Gece ve gündüzün ve yaz ve kışın oluşumu o kadar çok bilgi, inanç, kültür ve takvime kaynaklık etmiştir ki insan öğrendiğinde hayretler içerisinde kalır. Efsanelerin, mitolojilerin egemen olduğu çağlarda Dünyanın kendi ekseninde ve Güneşin etrafında dönüşü bilinmiyordu. Galileo’nun “Dünya dönüyor” dediği için Engizisyon Mahkemesindeki yargılanmasını unutmayalım. Gece ve gündüz veya yaz ve kış oluşumu tabiat olayı olarak aynı olsa da her kültürde başka şekillerde izah ediliyordu.

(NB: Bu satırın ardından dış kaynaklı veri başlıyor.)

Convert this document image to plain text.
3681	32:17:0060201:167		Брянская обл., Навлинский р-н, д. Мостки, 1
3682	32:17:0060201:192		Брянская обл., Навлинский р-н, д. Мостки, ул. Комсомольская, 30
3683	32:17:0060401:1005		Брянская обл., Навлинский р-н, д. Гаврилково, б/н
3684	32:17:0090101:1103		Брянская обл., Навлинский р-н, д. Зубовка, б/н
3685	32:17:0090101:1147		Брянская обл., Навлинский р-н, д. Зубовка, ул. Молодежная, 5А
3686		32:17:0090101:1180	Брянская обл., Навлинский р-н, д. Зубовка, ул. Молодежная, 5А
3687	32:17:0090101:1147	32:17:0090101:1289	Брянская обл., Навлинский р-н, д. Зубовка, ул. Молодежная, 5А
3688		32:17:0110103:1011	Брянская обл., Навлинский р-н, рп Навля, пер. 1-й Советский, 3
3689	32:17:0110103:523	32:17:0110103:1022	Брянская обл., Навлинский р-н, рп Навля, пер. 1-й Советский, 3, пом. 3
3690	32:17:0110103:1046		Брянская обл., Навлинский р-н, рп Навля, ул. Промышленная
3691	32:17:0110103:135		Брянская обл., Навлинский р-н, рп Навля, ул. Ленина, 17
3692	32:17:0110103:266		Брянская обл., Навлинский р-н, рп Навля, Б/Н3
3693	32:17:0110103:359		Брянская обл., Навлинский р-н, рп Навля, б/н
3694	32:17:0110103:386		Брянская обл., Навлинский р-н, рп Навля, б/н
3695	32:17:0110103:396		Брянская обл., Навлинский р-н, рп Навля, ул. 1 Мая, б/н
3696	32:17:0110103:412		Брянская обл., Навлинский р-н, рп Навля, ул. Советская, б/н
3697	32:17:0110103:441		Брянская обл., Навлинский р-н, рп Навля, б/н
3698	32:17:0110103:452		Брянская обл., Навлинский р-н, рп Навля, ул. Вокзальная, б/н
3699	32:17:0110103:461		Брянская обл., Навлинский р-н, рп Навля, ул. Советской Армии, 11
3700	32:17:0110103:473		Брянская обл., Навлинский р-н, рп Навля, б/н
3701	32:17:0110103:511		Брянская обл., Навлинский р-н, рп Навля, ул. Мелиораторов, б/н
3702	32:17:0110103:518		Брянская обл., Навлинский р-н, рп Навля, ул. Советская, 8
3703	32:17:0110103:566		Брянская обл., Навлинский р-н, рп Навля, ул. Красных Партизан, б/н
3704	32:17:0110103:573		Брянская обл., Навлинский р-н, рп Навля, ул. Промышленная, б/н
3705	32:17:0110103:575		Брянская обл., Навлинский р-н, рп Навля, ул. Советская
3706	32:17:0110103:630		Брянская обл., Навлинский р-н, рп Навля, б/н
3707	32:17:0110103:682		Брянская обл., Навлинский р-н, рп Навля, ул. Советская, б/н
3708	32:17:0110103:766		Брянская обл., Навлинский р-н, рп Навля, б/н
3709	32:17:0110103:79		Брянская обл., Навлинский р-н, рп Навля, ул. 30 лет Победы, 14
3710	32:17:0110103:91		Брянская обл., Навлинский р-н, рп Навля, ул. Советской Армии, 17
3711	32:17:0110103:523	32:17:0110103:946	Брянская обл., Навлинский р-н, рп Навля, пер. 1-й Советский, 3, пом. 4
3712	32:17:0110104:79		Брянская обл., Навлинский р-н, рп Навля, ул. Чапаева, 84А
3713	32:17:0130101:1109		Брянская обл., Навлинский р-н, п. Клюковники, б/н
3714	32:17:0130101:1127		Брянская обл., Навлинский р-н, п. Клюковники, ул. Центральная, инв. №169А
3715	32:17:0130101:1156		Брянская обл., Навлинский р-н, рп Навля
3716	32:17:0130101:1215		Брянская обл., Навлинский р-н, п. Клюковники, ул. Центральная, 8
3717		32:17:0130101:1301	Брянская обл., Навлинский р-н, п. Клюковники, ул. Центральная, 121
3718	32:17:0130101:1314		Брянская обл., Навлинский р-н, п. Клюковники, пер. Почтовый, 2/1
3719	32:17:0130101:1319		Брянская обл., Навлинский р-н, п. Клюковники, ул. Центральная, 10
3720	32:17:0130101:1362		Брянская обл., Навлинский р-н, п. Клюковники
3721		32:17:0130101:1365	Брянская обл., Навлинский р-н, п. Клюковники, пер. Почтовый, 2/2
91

Herkesin ve her kültürün öteden beri bildiği bir tabiat olayı olarak Gündönümleri, önemli bir takvim ve kültür kaynağıdır. Birer doğa olayı olarak Anadolu halk takviminde de bilinen ve kullanılan iki gündönümü vardır: 21 Haziran ve 21 Aralık. Türkiye’nin de içinde bulunduğu Kuzey Yarımkürede 21 Haziranda en uzun gündüz, 21 Aralıkta ise en uzun gece yaşanır. Bu bilgiye bağlı olarak da 21 Martta ve 23 Eylülde gece ve gündüz eşitlenir.

Türk ve akraba kültürlerde, gece ve gündüzün eşitlendiği ve gündüzün geceden daha uzun olduğu 21 Mart takvim başlangıcı olarak kabul edilmiş, diğer bazı kültürler ise gecenin uzamasının durduğu 21 Aralığı öne çıkarmışlar.

Ne kadar farklı hikâyeler anlatılsa, mitolojiler yaratılsa ve halk inançları oluşturulsa da Nevruz ve Noel’in kökeninde bu iki gündönümü vardır.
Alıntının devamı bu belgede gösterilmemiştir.